Não houve muitas mudanças nesse capítulo. Foram excluídos a reação de estresse agudo e o luto não complicado; simplificou-se a classificação do transtorno de estresse pó-traumático, o que esperamos dar maior visibilidade a este diagnóstico; e o transtorno de conduta sexual compulsiva foi reclassificado como transtorno de impulso sexual excessivo.

Duas novidades aparecem no campo das condutas de adição: o transtorno de acumulação e o transtorno de videogames (gaming disorder – 6C51). Este último já começa a ganhar a mídia pelo interesse que desperta na população e foi assim caracterizado:

“Padrão de comportamento persistente ou recorrente de jogos (‘jogos digitais’ ou ‘videogames’), que pode ser online (ou seja, pela Internet) ou offline, manifestado por:

1) controle prejudicado sobre jogos (início, frequência, intensidade, duração, término, contexto);

2) prioridade crescente dada ao jogo, na medida em que o jogo tem precedência sobre outros interesses da vida e atividades diárias;

3) continuação ou escalada de jogos, apesar da ocorrência de consequências negativas.

O padrão de comportamento é suficientemente grave para resultar em prejuízo significativo em áreas pessoais, familiares, sociais, educacionais, ocupacionais ou outras áreas importantes de funcionamento. O padrão de comportamento do jogo pode ser contínuo ou episódico e recorrente. O comportamento de jogo e outras características são normalmente evidentes durante um período de pelo menos 12 meses para que um diagnóstico seja atribuído, embora a duração necessária possa ser encurtada se todos os requisitos de diagnóstico forem cumpridos e os sintomas forem severos.”

O capítulo dos transtornos mentais simplificou os códigos das doenças mentais com o intuito de tornar mais fácil o sistema para os que trabalham na atenção primária. A OMS levou em consideração a escassez de psiquiatras em muitas regiões – cerca de nove em dez pessoas que precisam de assistência psiquiátrica não a recebe.

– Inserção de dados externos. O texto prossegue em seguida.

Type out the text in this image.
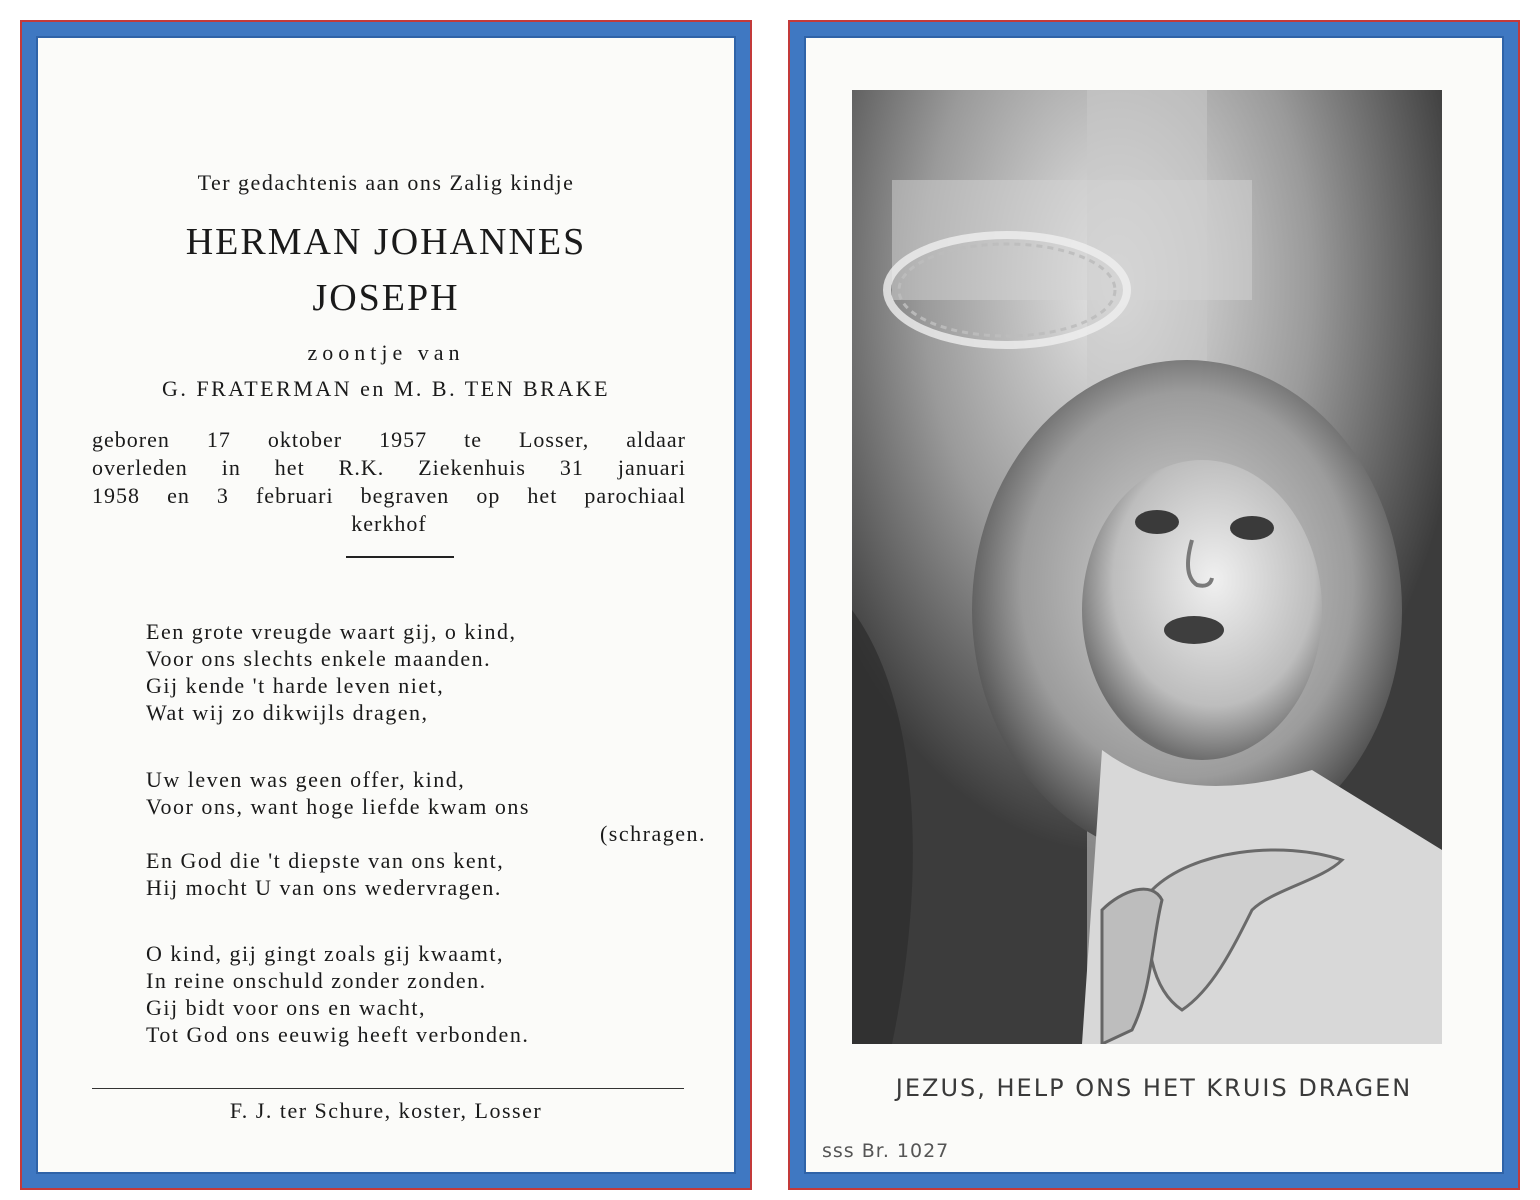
Ter gedachtenis aan ons Zalig kindje
HERMAN JOHANNES
JOSEPH
zoontje van
G. FRATERMAN en M. B. TEN BRAKE
geboren 17 oktober 1957 te Losser, aldaar
overleden in het R.K. Ziekenhuis 31 januari
1958 en 3 februari begraven op het parochiaal
kerkhof
Een grote vreugde waart gij, o kind,
Voor ons slechts enkele maanden.
Gij kende 't harde leven niet,
Wat wij zo dikwijls dragen,
Uw leven was geen offer, kind,
Voor ons, want hoge liefde kwam ons
(schragen.
En God die 't diepste van ons kent,
Hij mocht U van ons wedervragen.
O kind, gij gingt zoals gij kwaamt,
In reine onschuld zonder zonden.
Gij bidt voor ons en wacht,
Tot God ons eeuwig heeft verbonden.
F. J. ter Schure, koster, Losser
JEZUS, HELP ONS HET KRUIS DRAGEN
sss Br. 1027
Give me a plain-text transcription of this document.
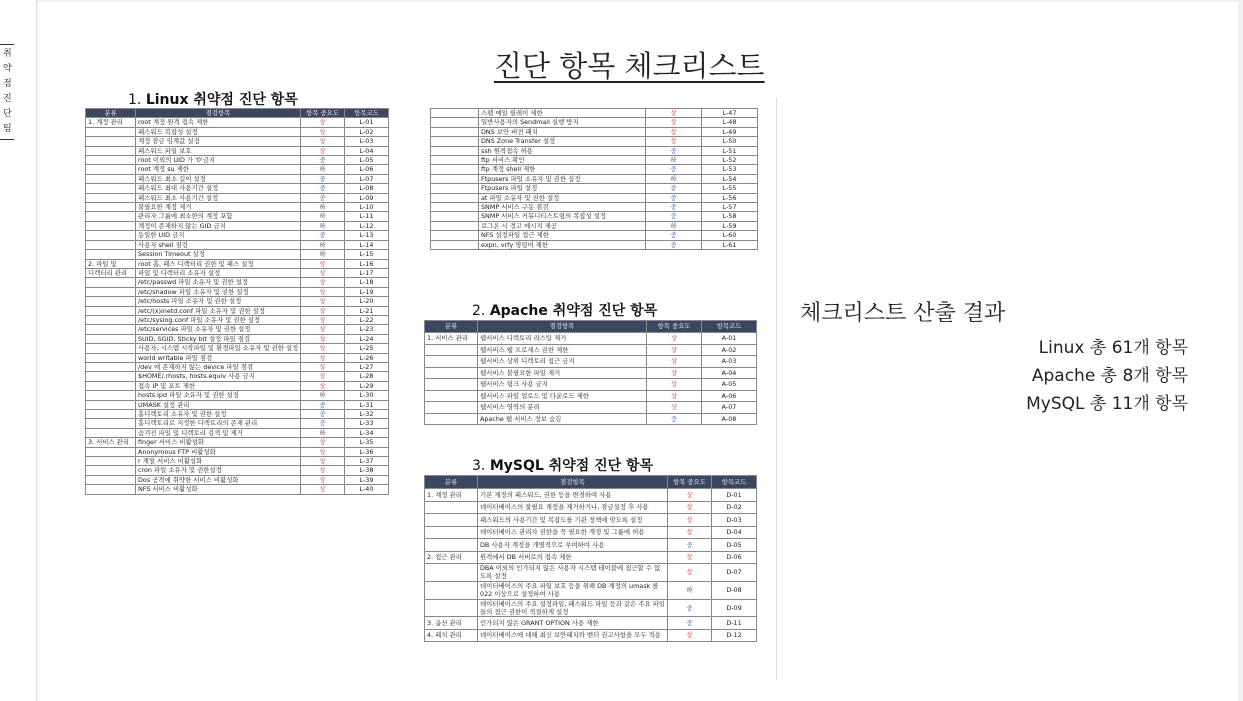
취
약
점
진
단
팀
진단 항목 체크리스트
1. Linux 취약점 진단 항목
분류	점검항목	항목 중요도	항목코드
1. 계정 관리	root 계정 원격 접속 제한	상	L-01
	패스워드 복잡성 설정	상	L-02
	계정 잠금 임계값 설정	상	L-03
	패스워드 파일 보호	상	L-04
	root 이외의 UID 가 '0'금지	중	L-05
	root 계정 su 제한	하	L-06
	패스워드 최소 길이 설정	중	L-07
	패스워드 최대 사용기간 설정	중	L-08
	패스워드 최소 사용기간 설정	중	L-09
	불필요한 계정 제거	하	L-10
	관리자 그룹에 최소한의 계정 포함	하	L-11
	계정이 존재하지 않는 GID 금지	하	L-12
	동일한 UID 금지	중	L-13
	사용자 shell 점검	하	L-14
	Session Timeout 설정	하	L-15
2. 파일 및	root 홈, 패스 디렉터리 권한 및 패스 설정	상	L-16
디렉터리 관리	파일 및 디렉터리 소유자 설정	상	L-17
	/etc/passwd 파일 소유자 및 권한 설정	상	L-18
	/etc/shadow 파일 소유자 및 권한 설정	상	L-19
	/etc/hosts 파일 소유자 및 권한 설정	상	L-20
	/etc/(x)inetd.conf 파일 소유자 및 권한 설정	상	L-21
	/etc/syslog.conf 파일 소유자 및 권한 설정	상	L-22
	/etc/services 파일 소유자 및 권한 설정	상	L-23
	SUID, SGID, Sticky bit 설정 파일 점검	상	L-24
	사용자, 시스템 시작파일 및 환경파일 소유자 및 권한 설정	상	L-25
	world writable 파일 점검	상	L-26
	/dev 에 존재하지 않는 device 파일 점검	상	L-27
	$HOME/.rhosts, hosts.equiv 사용 금지	상	L-28
	접속 IP 및 포트 제한	상	L-29
	hosts.lpd 파일 소유자 및 권한 설정	하	L-30
	UMASK 설정 관리	중	L-31
	홈디렉토리 소유자 및 권한 설정	중	L-32
	홈디렉토리로 지정한 디렉토리의 존재 관리	중	L-33
	숨겨진 파일 및 디렉토리 검색 및 제거	하	L-34
3. 서비스 관리	finger 서비스 비활성화	상	L-35
	Anonymous FTP 비활성화	상	L-36
	r 계열 서비스 비활성화	상	L-37
	cron 파일 소유자 및 권한설정	상	L-38
	Dos 공격에 취약한 서비스 비활성화	상	L-39
	NFS 서비스 비활성화	상	L-40
	스팸 메일 릴레이 제한	상	L-47
	일반사용자의 Sendmail 실행 방지	상	L-48
	DNS 보안 버전 패치	상	L-49
	DNS Zone Transfer 설정	상	L-50
	ssh 원격접속 허용	중	L-51
	ftp 서비스 확인	하	L-52
	ftp 계정 shell 제한	중	L-53
	Ftpusers 파일 소유자 및 권한 설정	하	L-54
	Ftpusers 파일 설정	중	L-55
	at 파일 소유자 및 권한 설정	중	L-56
	SNMP 서비스 구동 점검	중	L-57
	SNMP 서비스 커뮤니티스트링의 복잡성 설정	중	L-58
	로그온 시 경고 메시지 제공	하	L-59
	NFS 설정파일 접근 제한	중	L-60
	expn, vrfy 명령어 제한	중	L-61
2. Apache 취약점 진단 항목
분류	점검항목	항목 중요도	항목코드
1. 서비스 관리	웹서비스 디렉토리 리스팅 제거	상	A-01
	웹서비스 웹 프로세스 권한 제한	상	A-02
	웹서비스 상위 디렉토리 접근 금지	상	A-03
	웹서비스 불필요한 파일 제거	상	A-04
	웹서비스 링크 사용 금지	상	A-05
	웹서비스 파일 업로드 및 다운로드 제한	상	A-06
	웹서비스 영역의 분리	상	A-07
	Apache 웹 서비스 정보 숨김	중	A-08
3. MySQL 취약점 진단 항목
분류	점검항목	항목 중요도	항목코드
1. 계정 관리	기본 계정의 패스워드, 권한 등을 변경하여 사용	상	D-01
	데이터베이스의 불필요 계정을 제거하거나, 잠금설정 후 사용	상	D-02
	패스워드의 사용기간 및 복잡도를 기관 정책에 맞도록 설정	상	D-03
	데이터베이스 관리자 권한을 꼭 필요한 계정 및 그룹에 허용	상	D-04
	DB 사용자 계정을 개별적으로 부여하여 사용	중	D-05
2. 접근 관리	원격에서 DB 서버로의 접속 제한	상	D-06
	DBA 이외의 인가되지 않은 사용자 시스템 테이블에 접근할 수 없도록 설정	상	D-07
	데이터베이스의 주요 파일 보호 등을 위해 DB 계정의 umask 를 022 이상으로 설정하여 사용	하	D-08
	데이터베이스의 주요 설정파일, 패스워드 파일 등과 같은 주요 파일들의 접근 권한이 적절하게 설정	중	D-09
3. 옵션 관리	인가되지 않은 GRANT OPTION 사용 제한	중	D-11
4. 패치 관리	데이터베이스에 대해 최신 보안패치와 벤더 권고사항을 모두 적용	상	D-12
체크리스트 산출 결과
Linux 총 61개 항목
Apache 총 8개 항목
MySQL 총 11개 항목
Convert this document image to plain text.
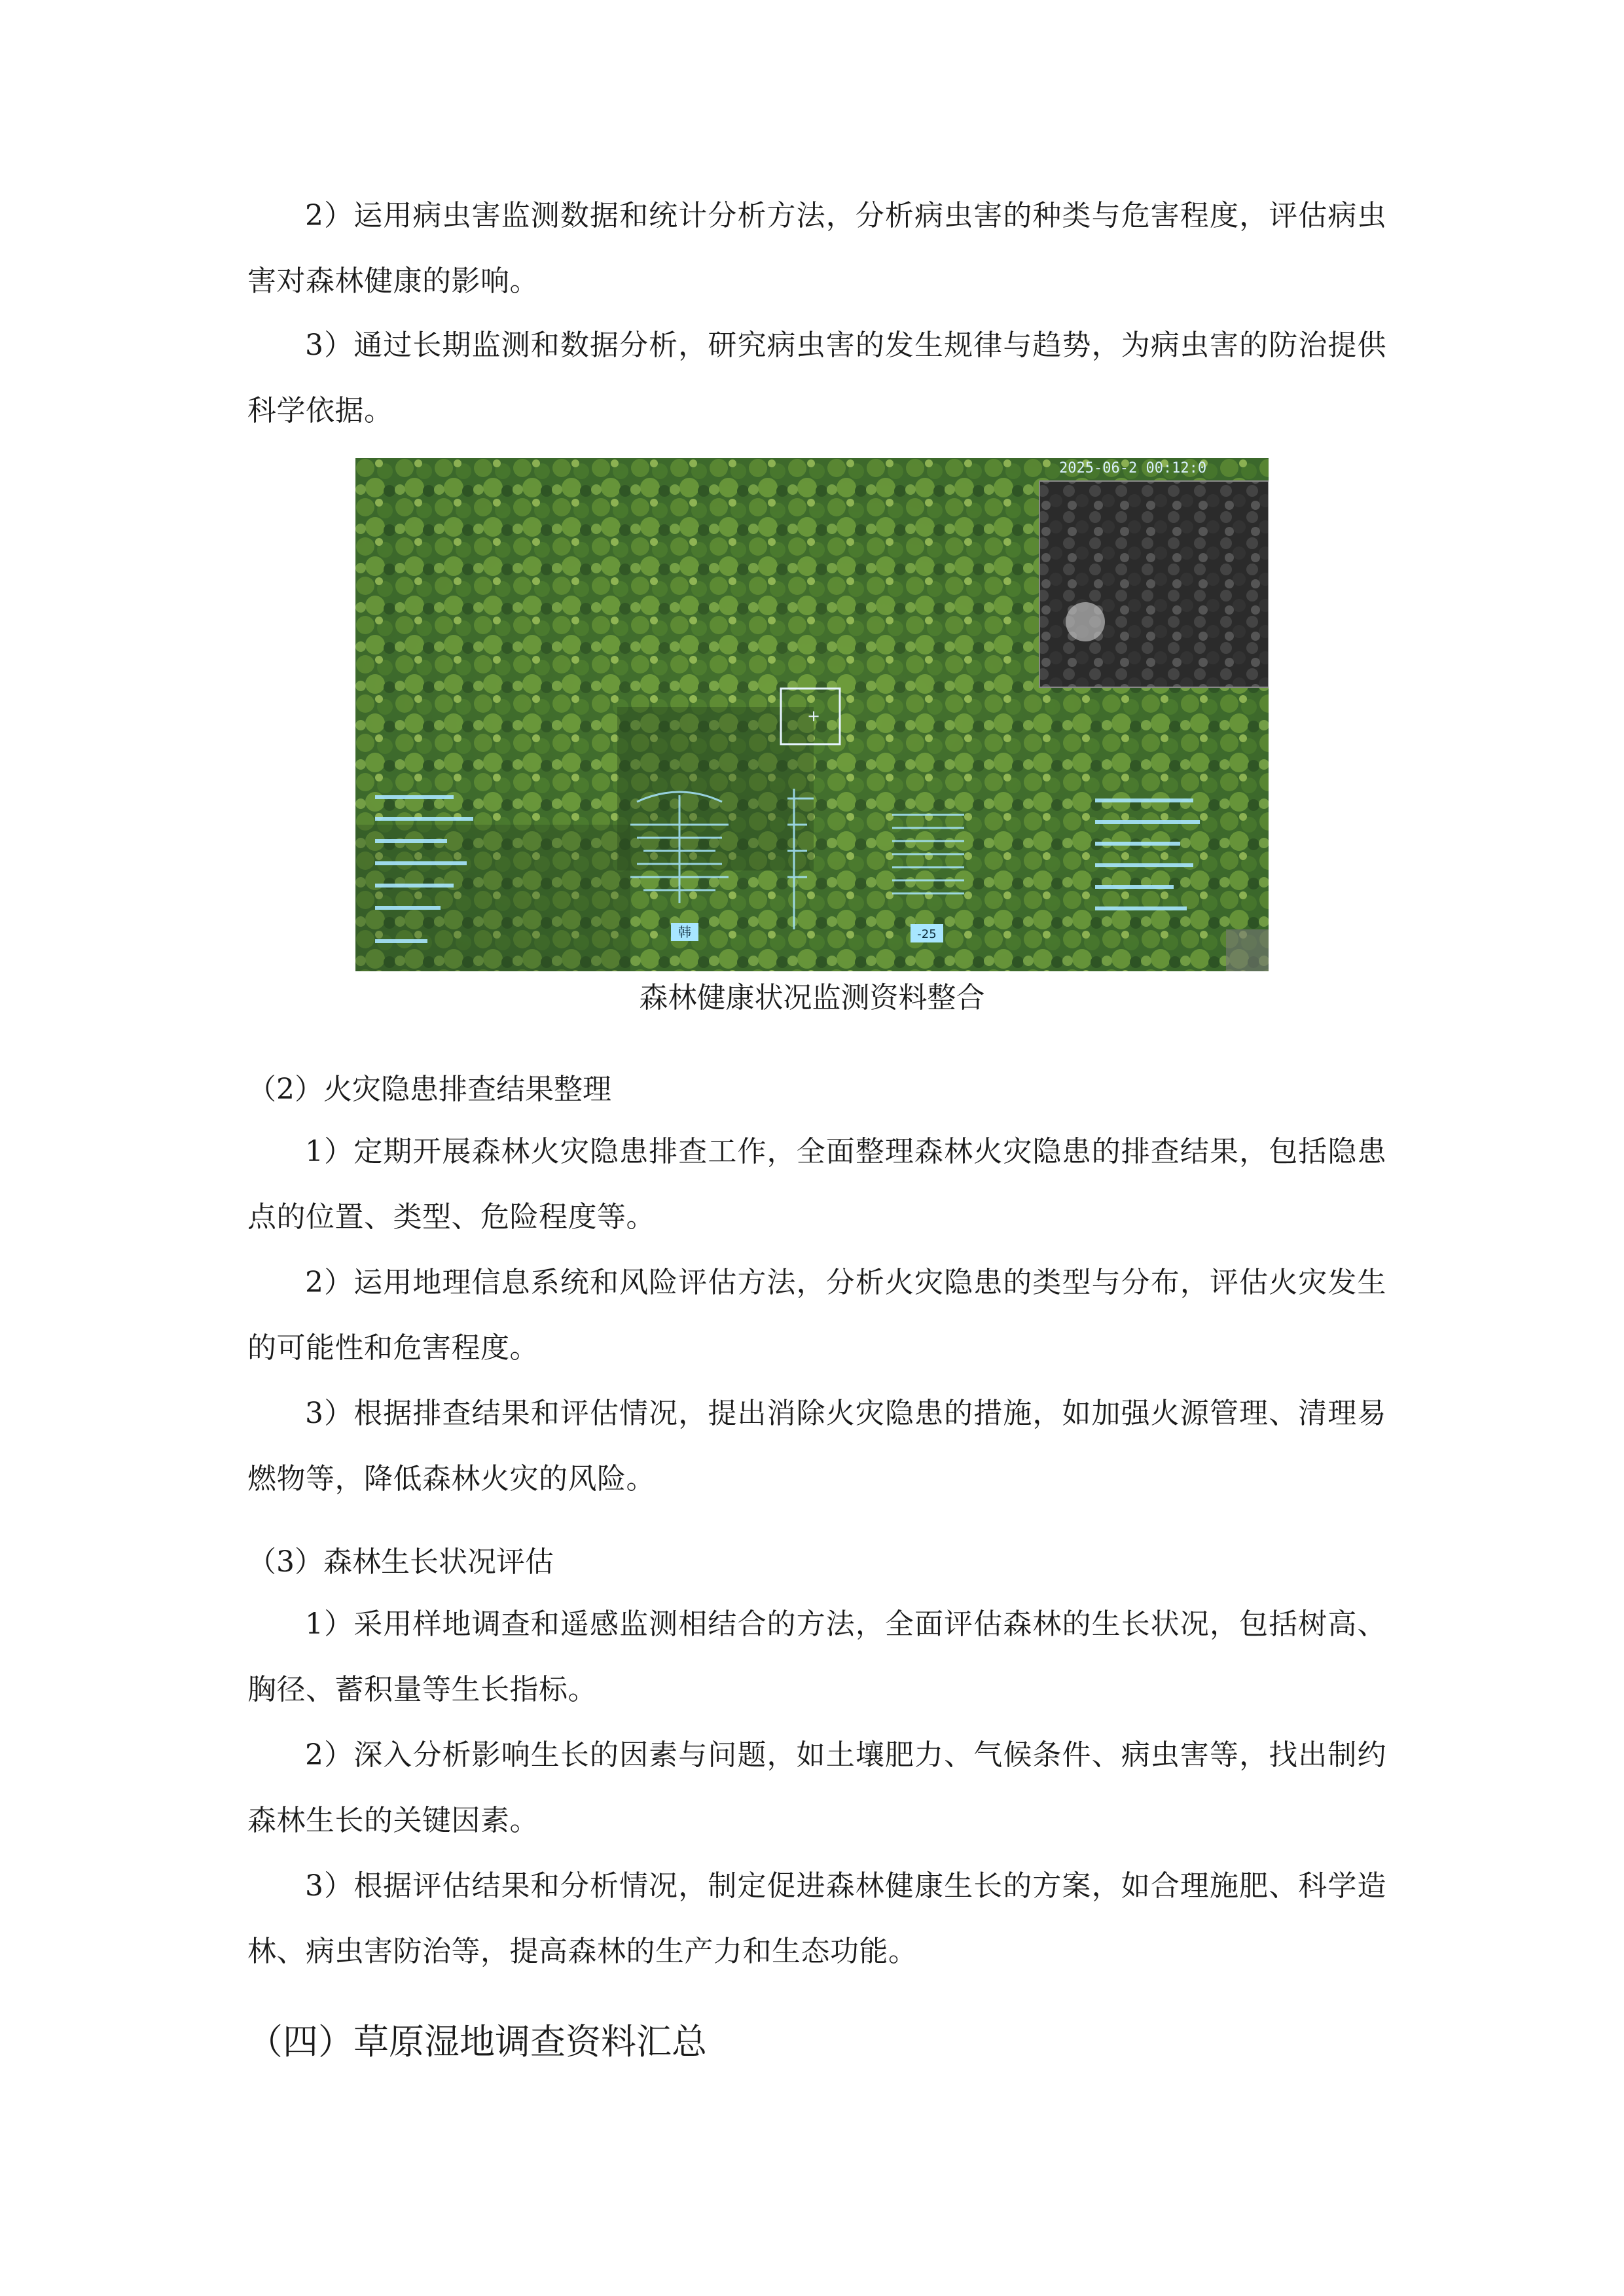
2）运用病虫害监测数据和统计分析方法，分析病虫害的种类与危害程度，评估病虫害对森林健康的影响。

3）通过长期监测和数据分析，研究病虫害的发生规律与趋势，为病虫害的防治提供科学依据。

2025-06-2 00:12:0
+
韩	-25

森林健康状况监测资料整合

（2）火灾隐患排查结果整理

1）定期开展森林火灾隐患排查工作，全面整理森林火灾隐患的排查结果，包括隐患点的位置、类型、危险程度等。

2）运用地理信息系统和风险评估方法，分析火灾隐患的类型与分布，评估火灾发生的可能性和危害程度。

3）根据排查结果和评估情况，提出消除火灾隐患的措施，如加强火源管理、清理易燃物等，降低森林火灾的风险。

（3）森林生长状况评估

1）采用样地调查和遥感监测相结合的方法，全面评估森林的生长状况，包括树高、胸径、蓄积量等生长指标。

2）深入分析影响生长的因素与问题，如土壤肥力、气候条件、病虫害等，找出制约森林生长的关键因素。

3）根据评估结果和分析情况，制定促进森林健康生长的方案，如合理施肥、科学造林、病虫害防治等，提高森林的生产力和生态功能。

（四）草原湿地调查资料汇总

Duas outras condições, até então classificadas dentro dos transtornos mentais e do comportamento, foram removidos dessa categoria e ganharam capítulos próprios. São eles o “transtorno do sono-vigília” (capítulo 7) e as “condições relativas à saúde sexual” (capítulo 17). As disfunções sexuais e a incongruência de gênero fazem agora parte deste novo capítulo, não mais sendo consideradas como distúrbios mentais.

Em minha opinião, com a criação de um capítulo sobre saúde sexual, a CID-11 iniciou um revolução. A saúde, tradicionalmente dividida em física e mental, agora é tripartite, ou seja, temos agora, segundo a OMS, três modalidades de saúde: física, mental e sexual. A tradicional separação do humano em corpo e alma, agora se torna corpo, alma e sexualidade. Além da separação tradicional de corpo e mente, temos agora a sexualidade separada de corpo e mente. Prossegue a tradição que começou com Kant fragmentando o conhecimento em áreas que não necessariamente dialogam entre si. Não sei se os filósofos já perceberam isso, mas suscitará bons e esclarecedores debates.

O novo capítulo “Condições relacionadas á saúde sexual” recebe condições antes incluídas no capitulo das doenças mentais. Por exemplo, a incongruência de gênero está agora alocada nesse capítulo, isto é, não é mais um transtorno mental e do comportamento, mas um transtorno da saúde sexual. Com isso, elimina-se a associação dessa condição com transtorno mental, que tanto estigmatizava as pessoas transgêneros.

São mudanças que parecem iniciar a recondução da psiquiatria de volta às suas bases empíricas. A psiquiatria torna-se mais psiquiatria.